Motel 6 has reached a tentative agreement with a prominent Latino civil rights group to settle a class-action discrimination lawsuit filed on behalf of Latino guests, according to court documents.
Last fall, Phoenix New Times revealed that two corporate-owned Motel 6 properties in Phoenix were routinely sharing guest lists with Immigration and Customs Enforcement.
In January, the Mexican American Legal Defense and Educational Fund (MALDEF) sued Motel 6 and parent company G6 Hospitality on behalf of eight anonymous plaintiffs who were caught up in the ICE dragnet that snared more than 20 guests at Motel 6 locations in Phoenix.
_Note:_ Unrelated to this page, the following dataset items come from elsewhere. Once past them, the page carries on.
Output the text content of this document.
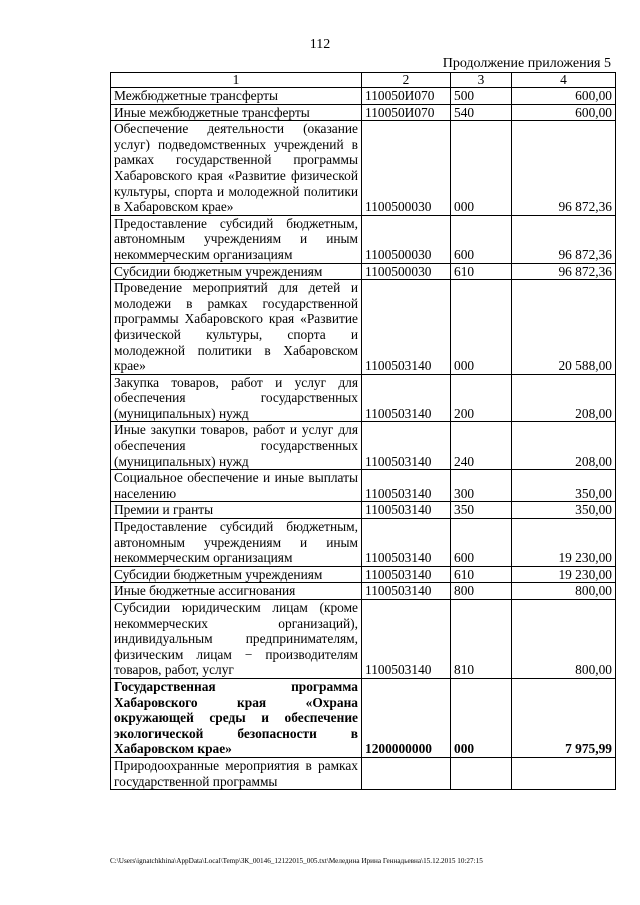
112
Продолжение приложения 5
1	2	3	4
Межбюджетные трансферты	110050И070	500	600,00
Иные межбюджетные трансферты	110050И070	540	600,00
Обеспечение деятельности (оказание услуг) подведомственных учреждений в рамках государственной программы Хабаровского края «Развитие физической культуры, спорта и молодежной политики в Хабаровском крае»	1100500030	000	96 872,36
Предоставление субсидий бюджетным, автономным учреждениям и иным некоммерческим организациям	1100500030	600	96 872,36
Субсидии бюджетным учреждениям	1100500030	610	96 872,36
Проведение мероприятий для детей и молодежи в рамках государственной программы Хабаровского края «Развитие физической культуры, спорта и молодежной политики в Хабаровском крае»	1100503140	000	20 588,00
Закупка товаров, работ и услуг для обеспечения государственных (муниципальных) нужд	1100503140	200	208,00
Иные закупки товаров, работ и услуг для обеспечения государственных (муниципальных) нужд	1100503140	240	208,00
Социальное обеспечение и иные выплаты населению	1100503140	300	350,00
Премии и гранты	1100503140	350	350,00
Предоставление субсидий бюджетным, автономным учреждениям и иным некоммерческим организациям	1100503140	600	19 230,00
Субсидии бюджетным учреждениям	1100503140	610	19 230,00
Иные бюджетные ассигнования	1100503140	800	800,00
Субсидии юридическим лицам (кроме некоммерческих организаций), индивидуальным предпринимателям, физическим лицам − производителям товаров, работ, услуг	1100503140	810	800,00
Государственная программа Хабаровского края «Охрана окружающей среды и обеспечение экологической безопасности в Хабаровском крае»	1200000000	000	7 975,99
Природоохранные мероприятия в рамках государственной программы			
C:\Users\ignatchkhina\AppData\Local\Temp\ЗК_00146_12122015_005.txt\Меледина Ирина Геннадьевна\15.12.2015 10:27:15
Five plaintiffs are residents of metro Phoenix, two live in Tucson, and one lives in Washington state, according to the complaint.
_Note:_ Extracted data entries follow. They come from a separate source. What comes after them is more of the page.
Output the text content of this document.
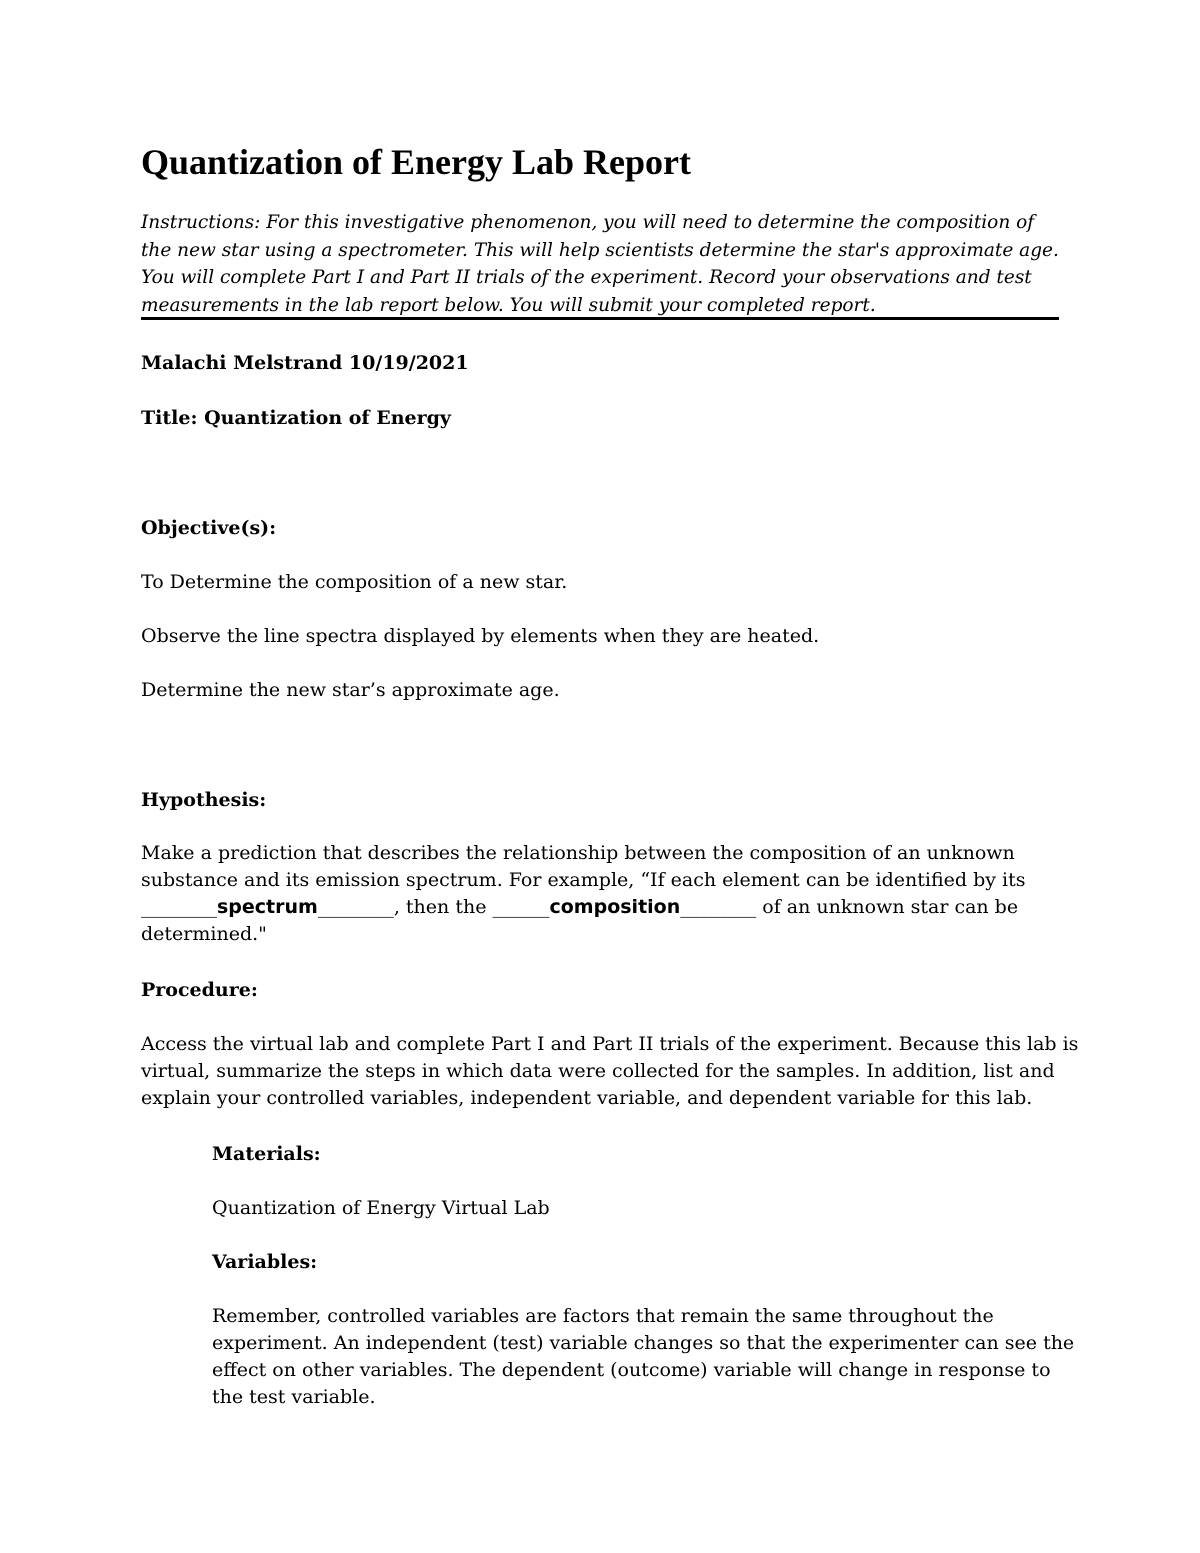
Quantization of Energy Lab Report
Instructions: For this investigative phenomenon, you will need to determine the composition of
the new star using a spectrometer. This will help scientists determine the star's approximate age.
You will complete Part I and Part II trials of the experiment. Record your observations and test
measurements in the lab report below. You will submit your completed report.

Malachi Melstrand 10/19/2021

Title: Quantization of Energy

Objective(s):

To Determine the composition of a new star.

Observe the line spectra displayed by elements when they are heated.

Determine the new star’s approximate age.

Hypothesis:

Make a prediction that describes the relationship between the composition of an unknown
substance and its emission spectrum. For example, “If each element can be identified by its
________spectrum________, then the ______composition________ of an unknown star can be
determined."

Procedure:

Access the virtual lab and complete Part I and Part II trials of the experiment. Because this lab is
virtual, summarize the steps in which data were collected for the samples. In addition, list and
explain your controlled variables, independent variable, and dependent variable for this lab.

Materials:

Quantization of Energy Virtual Lab

Variables:

Remember, controlled variables are factors that remain the same throughout the
experiment. An independent (test) variable changes so that the experimenter can see the
effect on other variables. The dependent (outcome) variable will change in response to
the test variable.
MALDEF said that by sharing guest information with immigration authorities, Motel 6 violated an array of state and federal laws. In federal court in Arizona, the organization argued that the budget motel chain discriminated against customers, violated their Fourth Amendment rights, defrauded guests, and ran afoul of an Arizona law guaranteeing the right to privacy.
“This is a note of settlement in principle," MALDEF President Thomas Saenz said in a statement to New Times. "We are still working on the details and plan to present to the court a public filing with the full details of the settlement in the next couple of weeks."
The parties notified U.S. District Judge David G. Campbell on July 6 that they have agreed to a settlement. Details of the settlement are not available, and any agreement is still subject to the judge's approval. Motel 6 and MALDEF plan to submit additional documentation to the court by August 15, according to court records.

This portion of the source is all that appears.